Prototyping Goals with User Documentation
Prototyping with user documentation works. If doctests are the bathwater, one of the babies might be user documentation as design tool. I have not used that tool lately, and have come to regret it. I hope to try some new variation of the basic idea again.
Prototyping can be expensive and hard. It still is cheaper than building a full system and getting it wrong.
One approach to getting some of the benefits of prototyping is mockups. We do that now with screen mockups for user-facing features. You can also make API mockups, which we sometimes do too.
You can combine both or either of these with trying to make user documentation mockups. These can end up feeling like a next step past a screen or API mockup.
How would a user accomplish each task of your feature? In your documentation mockup, describe each task in a friendly way to your potential user. This allows you to describe the workflow you intend, maybe the error handling you propose, and/or maybe other parts of the story.
When you are writing them, you are telling the stories of your ideas to yourself. Listen. Do they make sense to you? Do they make sense to your colleagues? Do they make sense to your stakeholders?

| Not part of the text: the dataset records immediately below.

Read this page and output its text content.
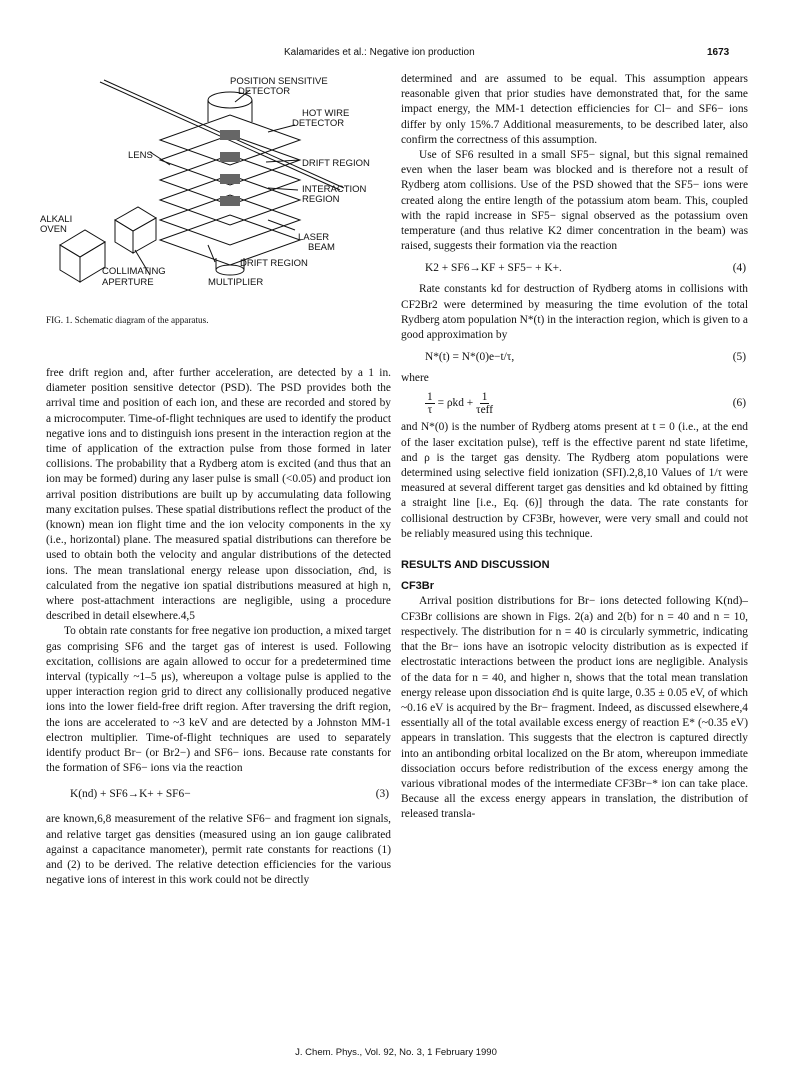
Kalamarides et al.: Negative ion production	1673
POSITION SENSITIVE
DETECTOR
HOT WIRE
DETECTOR
LENS
DRIFT REGION
INTERACTION
REGION
ALKALI
OVEN
LASER
BEAM
DRIFT REGION
COLLIMATING
APERTURE	MULTIPLIER
FIG. 1. Schematic diagram of the apparatus.

free drift region and, after further acceleration, are detected by a 1 in. diameter position sensitive detector (PSD). The PSD provides both the arrival time and position of each ion, and these are recorded and stored by a microcomputer. Time-of-flight techniques are used to identify the product negative ions and to distinguish ions present in the interaction region at the time of application of the extraction pulse from those formed in later collisions. The probability that a Rydberg atom is excited (and thus that an ion may be formed) during any laser pulse is small (<0.05) and product ion arrival position distributions are built up by accumulating data following many excitation pulses. These spatial distributions reflect the product of the (known) mean ion flight time and the ion velocity components in the xy (i.e., horizontal) plane. The measured spatial distributions can therefore be used to obtain both the velocity and angular distributions of the detected ions. The mean translational energy release upon dissociation, ε̄nd, is calculated from the negative ion spatial distributions measured at high n, where post-attachment interactions are negligible, using a procedure described in detail elsewhere.4,5

To obtain rate constants for free negative ion production, a mixed target gas comprising SF6 and the target gas of interest is used. Following excitation, collisions are again allowed to occur for a predetermined time interval (typically ~1–5 μs), whereupon a voltage pulse is applied to the upper interaction region grid to direct any collisionally produced negative ions into the lower field-free drift region. After traversing the drift region, the ions are accelerated to ~3 keV and are detected by a Johnston MM-1 electron multiplier. Time-of-flight techniques are used to separately identify product Br− (or Br2−) and SF6− ions. Because rate constants for the formation of SF6− ions via the reaction

K(nd) + SF6→K+ + SF6−	(3)

are known,6,8 measurement of the relative SF6− and fragment ion signals, and relative target gas densities (measured using an ion gauge calibrated against a capacitance manometer), permit rate constants for reactions (1) and (2) to be derived. The relative detection efficiencies for the various negative ions of interest in this work could not be directly

determined and are assumed to be equal. This assumption appears reasonable given that prior studies have demonstrated that, for the same impact energy, the MM-1 detection efficiencies for Cl− and SF6− ions differ by only 15%.7 Additional measurements, to be described later, also confirm the correctness of this assumption.

Use of SF6 resulted in a small SF5− signal, but this signal remained even when the laser beam was blocked and is therefore not a result of Rydberg atom collisions. Use of the PSD showed that the SF5− ions were created along the entire length of the potassium atom beam. This, coupled with the rapid increase in SF5− signal observed as the potassium oven temperature (and thus relative K2 dimer concentration in the beam) was raised, suggests their formation via the reaction

K2 + SF6→KF + SF5− + K+.	(4)

Rate constants kd for destruction of Rydberg atoms in collisions with CF2Br2 were determined by measuring the time evolution of the total Rydberg atom population N*(t) in the interaction region, which is given to a good approximation by

N*(t) = N*(0)e−t/τ,	(5)

where

$\frac{1}{\tau} = \rho kd + \frac{1}{\text{τeff}}$	(6)

and N*(0) is the number of Rydberg atoms present at t = 0 (i.e., at the end of the laser excitation pulse), τeff is the effective parent nd state lifetime, and ρ is the target gas density. The Rydberg atom populations were determined using selective field ionization (SFI).2,8,10 Values of 1/τ were measured at several different target gas densities and kd obtained by fitting a straight line [i.e., Eq. (6)] through the data. The rate constants for collisional destruction by CF3Br, however, were very small and could not be reliably measured using this technique.

RESULTS AND DISCUSSION

CF3Br

Arrival position distributions for Br− ions detected following K(nd)–CF3Br collisions are shown in Figs. 2(a) and 2(b) for n = 40 and n = 10, respectively. The distribution for n = 40 is circularly symmetric, indicating that the Br− ions have an isotropic velocity distribution as is expected if electrostatic interactions between the product ions are negligible. Analysis of the data for n = 40, and higher n, shows that the total mean translation energy release upon dissociation ε̄nd is quite large, 0.35 ± 0.05 eV, of which ~0.16 eV is acquired by the Br− fragment. Indeed, as discussed elsewhere,4 essentially all of the total available excess energy of reaction E* (~0.35 eV) appears in translation. This suggests that the electron is captured directly into an antibonding orbital localized on the Br atom, whereupon immediate dissociation occurs before redistribution of the excess energy among the various vibrational modes of the intermediate CF3Br−* ion can take place. Because all the excess energy appears in translation, the distribution of released transla-

J. Chem. Phys., Vol. 92, No. 3, 1 February 1990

I and others have found this to provide a window onto your ideas that can let you think critically about them, from the perspective of your users. My experience with this technique, and the experience I've seen with others, has been very good.
Ideas not for the talk
We should do a better job on really defining completion requirements with SMART goals in our LEPs. "We are completely done when..."
For feature work, try week timeboxes, with end-of-week demos and review of plan and goals. Ship (deploy) every week.